Yes, a branch-delay slot offloads the responsibility of hiding branch latency to the compiler by making it architecturally visible, as you suspect. Why does MIPS use one delay slot instead of two? (- because first-gen MIPS managed to keep branch latency down to 1 cycle).
That's the entire point, and why a future CPU with branch prediction can't just get rid of the delay slot, so MIPS was saddled with it until MIPS32r6 broke backwards binary compat and reorganized the opcodes, introducing branches without delay slots.
As EOF mentioned in comments, a delay slot significantly complicates exception handling, because it's legal to put instructions that might fault into delay slots.
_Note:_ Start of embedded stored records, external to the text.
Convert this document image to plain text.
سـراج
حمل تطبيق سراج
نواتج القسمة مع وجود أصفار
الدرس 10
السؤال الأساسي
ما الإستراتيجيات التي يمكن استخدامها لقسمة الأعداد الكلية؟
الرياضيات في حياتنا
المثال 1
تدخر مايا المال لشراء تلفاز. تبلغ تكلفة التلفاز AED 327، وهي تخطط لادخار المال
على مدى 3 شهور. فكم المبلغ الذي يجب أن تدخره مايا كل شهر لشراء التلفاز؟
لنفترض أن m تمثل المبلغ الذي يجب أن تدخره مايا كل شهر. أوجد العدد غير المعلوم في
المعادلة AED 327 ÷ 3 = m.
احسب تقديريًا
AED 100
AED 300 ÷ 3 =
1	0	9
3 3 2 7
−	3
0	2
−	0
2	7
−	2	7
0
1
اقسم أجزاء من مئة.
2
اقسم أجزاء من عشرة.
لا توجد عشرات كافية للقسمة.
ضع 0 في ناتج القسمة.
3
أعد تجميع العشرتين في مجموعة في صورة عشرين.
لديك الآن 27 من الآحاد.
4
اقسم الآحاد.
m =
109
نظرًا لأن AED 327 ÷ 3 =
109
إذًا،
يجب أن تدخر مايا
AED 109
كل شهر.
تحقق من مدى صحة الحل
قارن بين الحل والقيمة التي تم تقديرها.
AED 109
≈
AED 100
For exception return, the CPU needs to know which instruction to run, and an address after that which might or might not be right after it.
Why is the branch delay slot deprecated or obsolete?
The instruction in the delay slot does execute before the code at the branch target address, including its effects on memory or registers. If the delay-slot instruction reads $ra
after jal
writes it, then yes, the delay-slot instruction sees changes made by the branch itself.
But I think you're asking about the called function, which is a separate question; no, the return address will be the instruction after the delay slot, because the delay-slot instruction already ran right after the j
or b
itself, while the CPU was fetching the code from the target address; that's the whole point.
So when you're programming for a machine with a delay slot, you need to understand the order of instruction execution, and try to fill the delay slot with something more useful than a NOP. (Although if you only ever use NOP, then your code will run the same on a machine with or without a delay slot. e.g. in MARS if you click the checkbox to toggle between simulating a MIPS with a delay slot or a fake simplified MIPS without.)
Classic MIPS assemblers apparently would try to fill delay slots for you, unless you used .noreorder
, as described in See MIPS Run. i.e. they would let your asm source look like your question says you "expect" (or at least want), i.e. without branch delay slots, and look for independent instructions that can be moved without affecting correctness.
(Compiler-generated code would use .noreorder
and have to compiler "expect" what's actually going to happen. Humans could use that, too, if they know to expect what the machine will actually do.)